Her penchant for designer clothes and sexy shoes, and her decision to pose for the cover of Paris Match magazine in a pink Dior dress, led to criticism that she favored style over substance and had forgotten her roots.

Nevertheless, she contends that her tenure as a Cabinet minister was an unqualified success. “I pushed through all the reforms I set out to push through,” she says.

Dati dismisses the criticism as the result of jealousy or contempt for her “foreign” background.
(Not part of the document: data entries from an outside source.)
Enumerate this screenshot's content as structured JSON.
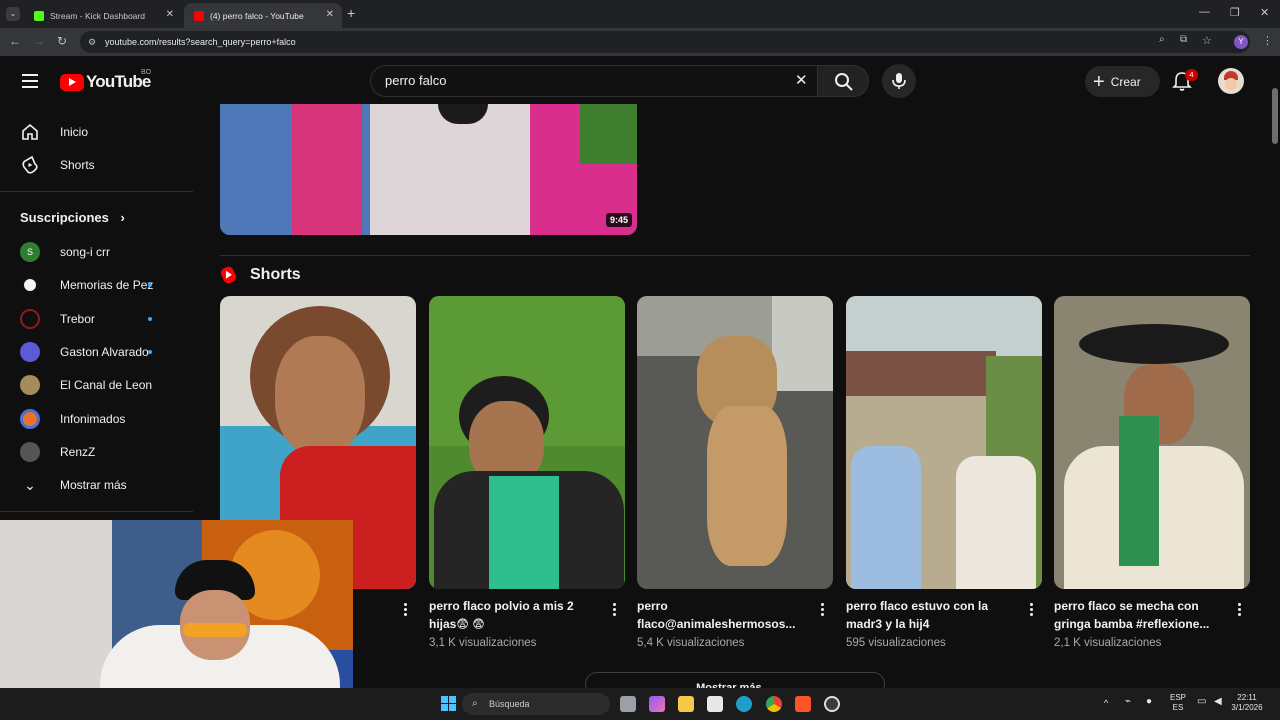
{
  "browser": {
    "tabs": [
      {
        "label": "Stream - Kick Dashboard",
        "active": false,
        "color": "#53fc18"
      },
      {
        "label": "(4) perro falco - YouTube",
        "active": true,
        "color": "#ff0000"
      }
    ],
    "url": "youtube.com/results?search_query=perro+falco",
    "profile_initial": "Y"
  },
  "header": {
    "logo_text": "YouTube",
    "country_code": "BO",
    "search_value": "perro falco",
    "create_label": "Crear",
    "notification_count": "4"
  },
  "sidebar": {
    "main": [
      {
        "label": "Inicio",
        "icon": "home-icon"
      },
      {
        "label": "Shorts",
        "icon": "shorts-icon"
      }
    ],
    "subscriptions_title": "Suscripciones",
    "subscriptions": [
      {
        "label": "song-i crr",
        "color": "#2e7d32",
        "new": false
      },
      {
        "label": "Memorias de Pez",
        "color": "#f5f5f5",
        "new": true
      },
      {
        "label": "Trebor",
        "color": "#8b1a1a",
        "new": true
      },
      {
        "label": "Gaston Alvarado",
        "color": "#5b5bd6",
        "new": true
      },
      {
        "label": "El Canal de Leon",
        "color": "#a58b5e",
        "new": false
      },
      {
        "label": "Infonimados",
        "color": "#e8722a",
        "new": false
      },
      {
        "label": "RenzZ",
        "color": "#555555",
        "new": false
      }
    ],
    "show_more": "Mostrar más"
  },
  "top_video": {
    "duration": "9:45"
  },
  "shorts": {
    "title": "Shorts",
    "items": [
      {
        "title": "",
        "views": ""
      },
      {
        "title": "perro flaco polvio a mis 2 hijas😨 😨",
        "views": "3,1 K visualizaciones"
      },
      {
        "title": "perro flaco@animaleshermosos...",
        "views": "5,4 K visualizaciones"
      },
      {
        "title": "perro flaco estuvo con la madr3 y la hij4",
        "views": "595 visualizaciones"
      },
      {
        "title": "perro flaco se mecha con gringa bamba #reflexione...",
        "views": "2,1 K visualizaciones"
      }
    ],
    "show_more": "Mostrar más"
  },
  "taskbar": {
    "search_placeholder": "Búsqueda",
    "lang_top": "ESP",
    "lang_bottom": "ES",
    "time": "22:11",
    "date": "3/1/2026"
  }
}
“Are people saying I shouldn’t wear nice clothes, have my hair done, wear makeup, be feminine? I have always considered femininity to be part of my identity. When you represent the institutions and dignity of your country, you don’t dress in a sack.”

When Dati became pregnant and refused to identify the father, such was the frenzy of speculation that Jose Maria Aznar, the former Spanish prime minister, made an astonishing public denial of paternity.

Five days after her daughter, Zohra, was born in 2009, Dati, then 43, donned her highest heels and snappiest suit and returned to work, sparking a new furor over whether she had boosted or betrayed the cause of working women by failing to take maternity leave.

On Dati’s mayoral desk, tucked under files and letters addressed to “Madame le Maire,” are several pieces of paper covered in splashes of paint. Asked whether they are Zohra’s creations, Dati’s face softens and she stops fiddling with her BlackBerry.

She says the child is the cornerstone of her life. “It’s complicated juggling, but I think I’ve got the work-home balance right,” she says. “I’m not going to complain. It’s easier for me than for many other women, and it’s just a question of organization. I have never for one minute considered giving up work.”

Willsher is a special correspondent.